By 1789, after almost fifty years in the print trade, Boydell could claim in his preface to the Catalogue of the Pictures in the Shakspeare Gallery that English engraving had achieved “the perfection of the art.” But Boydell was less sanguine about English painting which, still in its “infancy,” focused more on the provincial (portrait painting) than on the universal (history painting).
To promote a school of British history painting and improve the national taste, Boydell needed a rich subject matter. It had to be filled with a variety of interesting scenes suitable for depiction in painting; and it had to be widely valued and easily recognized as significant both by Boydell’s countrymen and by purchasers in foreign markets.
Boydell chose the “immortal” William Shakespeare for his “grand design.” While to us Boydell’s choice might seem obvious, at the time other likely subjects included John Milton, Edmund Spenser, or the Bible. Boydell argued that Shakespeare’s “creative imagination” gave him an exceptional force to match and surpass the bounds of Nature, the power to “do things that Nature would have done, had she ov’rstepp’d her natural limits.”

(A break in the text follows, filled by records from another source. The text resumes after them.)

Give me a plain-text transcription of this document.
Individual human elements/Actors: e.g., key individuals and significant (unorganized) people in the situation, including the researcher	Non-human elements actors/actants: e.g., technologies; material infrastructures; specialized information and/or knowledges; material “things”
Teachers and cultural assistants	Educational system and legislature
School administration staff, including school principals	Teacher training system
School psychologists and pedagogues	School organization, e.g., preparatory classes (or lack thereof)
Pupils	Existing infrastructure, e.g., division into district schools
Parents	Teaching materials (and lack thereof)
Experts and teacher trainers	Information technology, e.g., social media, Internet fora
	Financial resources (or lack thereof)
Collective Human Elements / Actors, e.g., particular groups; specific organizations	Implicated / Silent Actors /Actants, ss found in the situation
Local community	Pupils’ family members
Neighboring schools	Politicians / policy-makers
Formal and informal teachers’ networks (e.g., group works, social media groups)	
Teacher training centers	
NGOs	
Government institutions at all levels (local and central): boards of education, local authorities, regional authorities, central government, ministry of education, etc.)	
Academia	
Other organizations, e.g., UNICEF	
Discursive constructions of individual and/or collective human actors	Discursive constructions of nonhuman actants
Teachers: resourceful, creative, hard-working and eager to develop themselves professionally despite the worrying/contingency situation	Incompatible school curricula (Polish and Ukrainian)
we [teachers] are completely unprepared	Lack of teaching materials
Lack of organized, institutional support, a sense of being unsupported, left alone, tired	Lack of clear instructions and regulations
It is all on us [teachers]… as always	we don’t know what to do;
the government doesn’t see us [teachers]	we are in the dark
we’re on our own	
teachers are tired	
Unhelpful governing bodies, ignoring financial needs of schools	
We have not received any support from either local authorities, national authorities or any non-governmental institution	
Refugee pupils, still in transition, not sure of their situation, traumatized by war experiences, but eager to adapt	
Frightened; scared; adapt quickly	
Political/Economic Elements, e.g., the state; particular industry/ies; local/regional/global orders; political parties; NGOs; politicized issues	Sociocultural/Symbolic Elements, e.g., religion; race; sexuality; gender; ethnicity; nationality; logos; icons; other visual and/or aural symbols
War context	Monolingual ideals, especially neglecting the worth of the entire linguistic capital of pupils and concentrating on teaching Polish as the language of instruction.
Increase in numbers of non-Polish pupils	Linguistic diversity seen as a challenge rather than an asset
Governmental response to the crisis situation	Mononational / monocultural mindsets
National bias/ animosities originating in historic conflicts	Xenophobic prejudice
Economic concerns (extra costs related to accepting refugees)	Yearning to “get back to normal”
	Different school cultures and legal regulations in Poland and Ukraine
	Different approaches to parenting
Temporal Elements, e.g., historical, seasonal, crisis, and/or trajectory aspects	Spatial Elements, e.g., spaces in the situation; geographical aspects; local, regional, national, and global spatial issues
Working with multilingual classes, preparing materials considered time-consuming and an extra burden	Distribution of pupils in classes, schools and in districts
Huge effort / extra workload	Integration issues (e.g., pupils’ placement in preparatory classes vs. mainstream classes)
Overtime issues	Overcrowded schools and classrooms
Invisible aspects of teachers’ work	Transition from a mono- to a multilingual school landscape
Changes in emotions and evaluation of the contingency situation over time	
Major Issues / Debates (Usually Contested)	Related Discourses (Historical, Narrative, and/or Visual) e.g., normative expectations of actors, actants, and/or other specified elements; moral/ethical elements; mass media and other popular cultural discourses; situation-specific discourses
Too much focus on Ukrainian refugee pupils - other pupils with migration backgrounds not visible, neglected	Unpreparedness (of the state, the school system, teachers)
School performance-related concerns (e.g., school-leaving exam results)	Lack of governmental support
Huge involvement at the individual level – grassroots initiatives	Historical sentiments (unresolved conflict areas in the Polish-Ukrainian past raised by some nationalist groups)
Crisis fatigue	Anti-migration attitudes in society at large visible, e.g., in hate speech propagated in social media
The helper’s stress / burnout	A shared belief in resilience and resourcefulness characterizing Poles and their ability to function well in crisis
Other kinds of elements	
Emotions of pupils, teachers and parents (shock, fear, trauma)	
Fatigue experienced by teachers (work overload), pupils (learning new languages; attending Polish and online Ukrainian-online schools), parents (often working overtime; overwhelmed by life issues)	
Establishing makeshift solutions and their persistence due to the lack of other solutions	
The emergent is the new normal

Boydell’s plan was ambitious, both in time and cost. Though other publishers had produced editions of Shakespeare’s plays, Boydell wished to create an illustrated scholarly edition. This involved commissioning paintings of scenes from Shakespeare, then sending those paintings to engravers who would create the plates from which illustrations could be printed. After the engraver finished making the plates, the paintings were returned to Boydell for exhibition in a specially-designed gallery, which served as an advance advertisement for the engravings themselves and for the edition they would illustrate.